Libby: We have found that we've grown less but again, we started sourcing from other farmers... We're kind of revisiting what we're growing... We're also going into more perennial things again...
When people come in, they have no idea of who we are what we do. They don't know what box to put us in. So we say we're a specialty food store. It's really just kind of educating people on who we are what we do... One of the good things to come out of COVID is people have really wanted to start supporting local more, knowing where their food comes from who's making it. We have a sign that we put out that says farm, so we have people coming in and thinking we have seeds or animals, screws.

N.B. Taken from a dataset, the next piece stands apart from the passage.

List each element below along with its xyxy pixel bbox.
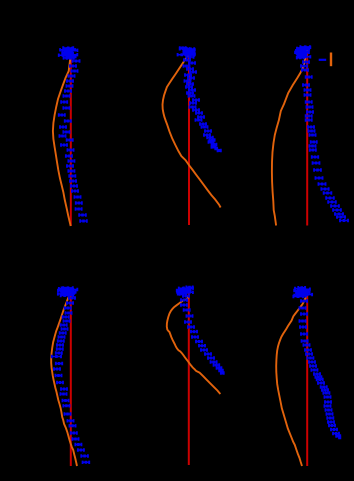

Derek: The trees that we established when we first moved here are now coming into their own and bearing fruit... We’re doing some cool things with grafting those varieties onto wild stock that is growing on the property. So we're headed to be harnessing the invasives rather than cutting them off, and using the immune system of that and the vigor of the base of it.
Bob’s World, and Welcome to It
The Illinois Capitol building at sunset on January 19, taken from the Amtrak station as I awaited my train home from the Everything Local Conference in Springfield to home in Chicago. That weekend I got slammed with COVID, which is why this photo is part of my conference catchup binge.